The first study, coming from the World Meteorological Organization (W.M.O.), confirmed that the average global CO2 concentration topped 400 parts per million (as a monthly average) in the opening months of this year. The number represents an increase of 43 percent from pre-1750 levels of 278 parts per million.
The second study, coming from the Met Office and Climatic Research Unit at the University of East Anglia in Britain, reported that Earth’s average temperature has crossed the anticipated 1 degree Celsius mark. Temperature data from January to September indicates that global averages over those nine months exceeded historical averages by 1.02 degrees Celsius.
“This evidence shows us that the concentrations are increasing, and they are increasing with increasing rates,” Oksana Tarasova, chief of the W.M.O.’s Atmospheric Environment Research Division, told The New York Times. “This calls for urgent and very strong actions to limit the emission of those greenhouse gases.”
Tarasova added that the number was “symbolic,” since “there is nothing magic about 400 — it’s nothing better than 399 or 401. This is like our obligation to ourselves; we’d like to not go over 400.”
The reason 400 has become the threshold number is because it is tied to commitments made by a number of nations — and the fact that it has now been surpassed is indicative that “our commitments are not there,” Tarasova said.

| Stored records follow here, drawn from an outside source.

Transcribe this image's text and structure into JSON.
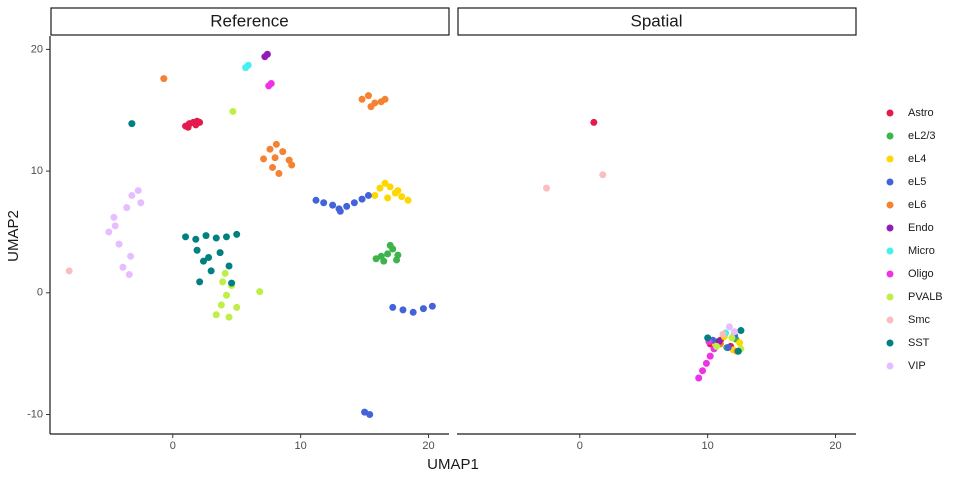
{
  "chart_data": {
    "type": "scatter",
    "facets": [
      "Reference",
      "Spatial"
    ],
    "xlabel": "UMAP1",
    "ylabel": "UMAP2",
    "xlim": [
      -9.6,
      21.6
    ],
    "ylim": [
      -11.6,
      21.1
    ],
    "xticks": [
      0,
      10,
      20
    ],
    "yticks": [
      -10,
      0,
      10,
      20
    ],
    "series": [
      {
        "name": "Astro",
        "color": "#e31a4a",
        "points": [
          {
            "x": [
              1.0,
              1.3,
              1.6,
              1.9,
              2.1,
              1.2,
              1.8
            ],
            "y": [
              13.7,
              13.9,
              14.0,
              14.1,
              14.0,
              13.6,
              13.8
            ]
          },
          {
            "x": [
              1.1,
              10.2,
              10.5,
              11.0,
              11.8
            ],
            "y": [
              14.0,
              -4.2,
              -4.6,
              -3.9,
              -4.4
            ]
          }
        ]
      },
      {
        "name": "eL2/3",
        "color": "#3cb44b",
        "points": [
          {
            "x": [
              15.9,
              16.3,
              16.8,
              17.2,
              17.6,
              16.5,
              17.0,
              17.5
            ],
            "y": [
              2.8,
              3.0,
              3.2,
              3.6,
              3.1,
              2.6,
              3.9,
              2.7
            ]
          },
          {
            "x": [
              10.8,
              11.5,
              12.2
            ],
            "y": [
              -4.0,
              -4.5,
              -3.8
            ]
          }
        ]
      },
      {
        "name": "eL4",
        "color": "#ffd700",
        "points": [
          {
            "x": [
              15.8,
              16.2,
              16.6,
              17.0,
              17.4,
              17.9,
              18.4,
              16.8,
              17.6
            ],
            "y": [
              8.0,
              8.6,
              9.0,
              8.7,
              8.2,
              7.9,
              7.6,
              7.8,
              8.4
            ]
          },
          {
            "x": [
              10.6,
              11.3,
              12.0,
              12.5
            ],
            "y": [
              -4.3,
              -3.6,
              -4.7,
              -4.1
            ]
          }
        ]
      },
      {
        "name": "eL5",
        "color": "#4363d8",
        "points": [
          {
            "x": [
              11.2,
              11.8,
              12.5,
              13.0,
              13.6,
              14.2,
              14.8,
              15.3,
              13.1,
              17.2,
              18.0,
              18.8,
              19.6,
              20.3,
              15.0,
              15.4
            ],
            "y": [
              7.6,
              7.4,
              7.2,
              6.9,
              7.1,
              7.4,
              7.7,
              8.0,
              6.7,
              -1.2,
              -1.4,
              -1.6,
              -1.3,
              -1.1,
              -9.8,
              -10.0
            ]
          },
          {
            "x": [
              10.4,
              11.6,
              12.1
            ],
            "y": [
              -3.9,
              -4.5,
              -3.5
            ]
          }
        ]
      },
      {
        "name": "eL6",
        "color": "#f58231",
        "points": [
          {
            "x": [
              14.8,
              15.3,
              15.8,
              16.3,
              16.6,
              15.5,
              7.1,
              7.6,
              8.1,
              8.6,
              9.1,
              9.3,
              8.3,
              7.8,
              8.0,
              -0.7
            ],
            "y": [
              15.9,
              16.2,
              15.6,
              15.7,
              15.9,
              15.3,
              11.0,
              11.8,
              12.2,
              11.6,
              10.9,
              10.5,
              9.8,
              10.3,
              11.1,
              17.6
            ]
          },
          {
            "x": [
              11.0,
              12.3
            ],
            "y": [
              -4.2,
              -4.8
            ]
          }
        ]
      },
      {
        "name": "Endo",
        "color": "#911eb4",
        "points": [
          {
            "x": [
              7.2,
              7.4
            ],
            "y": [
              19.4,
              19.6
            ]
          },
          {
            "x": [
              10.9
            ],
            "y": [
              -4.0
            ]
          }
        ]
      },
      {
        "name": "Micro",
        "color": "#46f0f0",
        "points": [
          {
            "x": [
              5.7,
              5.9
            ],
            "y": [
              18.5,
              18.7
            ]
          },
          {
            "x": [
              11.4
            ],
            "y": [
              -3.3
            ]
          }
        ]
      },
      {
        "name": "Oligo",
        "color": "#f032e6",
        "points": [
          {
            "x": [
              7.5,
              7.7
            ],
            "y": [
              17.0,
              17.2
            ]
          },
          {
            "x": [
              9.3,
              9.6,
              9.9,
              10.2,
              10.5,
              10.1
            ],
            "y": [
              -7.0,
              -6.4,
              -5.8,
              -5.2,
              -4.6,
              -4.0
            ]
          }
        ]
      },
      {
        "name": "PVALB",
        "color": "#bfef45",
        "points": [
          {
            "x": [
              3.4,
              3.8,
              4.2,
              4.6,
              5.0,
              3.9,
              4.4,
              4.1,
              6.8,
              4.7
            ],
            "y": [
              -1.8,
              -1.0,
              -0.2,
              0.6,
              -1.2,
              0.9,
              -2.0,
              1.6,
              0.1,
              14.9
            ]
          },
          {
            "x": [
              10.7,
              11.9,
              12.6
            ],
            "y": [
              -4.4,
              -3.7,
              -4.6
            ]
          }
        ]
      },
      {
        "name": "Smc",
        "color": "#fabebe",
        "points": [
          {
            "x": [
              -8.1
            ],
            "y": [
              1.8
            ]
          },
          {
            "x": [
              1.8,
              -2.6,
              11.2
            ],
            "y": [
              9.7,
              8.6,
              -3.4
            ]
          }
        ]
      },
      {
        "name": "SST",
        "color": "#008080",
        "points": [
          {
            "x": [
              1.0,
              1.8,
              2.6,
              3.4,
              4.2,
              5.0,
              1.9,
              2.4,
              3.0,
              3.7,
              4.4,
              4.6,
              2.1,
              2.8,
              -3.2
            ],
            "y": [
              4.6,
              4.4,
              4.7,
              4.5,
              4.6,
              4.8,
              3.5,
              2.6,
              1.8,
              3.3,
              2.2,
              0.8,
              0.9,
              2.9,
              13.9
            ]
          },
          {
            "x": [
              10.0,
              12.6,
              12.4
            ],
            "y": [
              -3.7,
              -3.1,
              -4.8
            ]
          }
        ]
      },
      {
        "name": "VIP",
        "color": "#e6beff",
        "points": [
          {
            "x": [
              -5.0,
              -4.6,
              -4.2,
              -3.6,
              -3.2,
              -2.7,
              -2.5,
              -3.3,
              -3.9,
              -4.5,
              -3.4
            ],
            "y": [
              5.0,
              6.2,
              4.0,
              7.0,
              8.0,
              8.4,
              7.4,
              3.0,
              2.1,
              5.5,
              1.5
            ]
          },
          {
            "x": [
              11.7,
              12.1
            ],
            "y": [
              -2.8,
              -3.2
            ]
          }
        ]
      }
    ]
  }
}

A somewhat less symbolic (and more significant) figure is 560 (double the pre-industrial levels): should greenhouse gas concentrations exceed that, according to Tarasova and The New York Times, then the combination of water vapor and anthropogenic greenhouse gases will increase warming by a rate of triple the capabilities of the latter factor alone.
“We can’t see CO2. It is an invisible threat, but a very real one,” Michel Jarraud, head of the United Nations weather agency, said. “It means hotter global temperatures, more extreme weather events like heatwaves and floods, melting ice, rising sea levels and increased acidity of the oceans. This is happening now and we are moving into unchartered territory at a frightening speed.”
According to Joby Warrick of Washington Post, this year is likely to top 2014 as the warmest year on record.
This month’s studies come on the heels of one published last month in the journal Nature Climate Change, which predicted that parts of the Persian Gulf could be in danger — by the end of this century — of occasional temperatures high enough to cause hyperthermia after six hours of exposure. And this “even for the fittest of humans,” reads the paper, by Jeremy S. Pal of Loyola Marymount University in Los Angeles and Elfatih A. B. Elthahir of the Massachusetts Institute of Technology.
“Our results,” they wrote, “expose a regional hotspot where climate change, in the absence of significant mitigation, is likely to severely impact human habitability in the future.”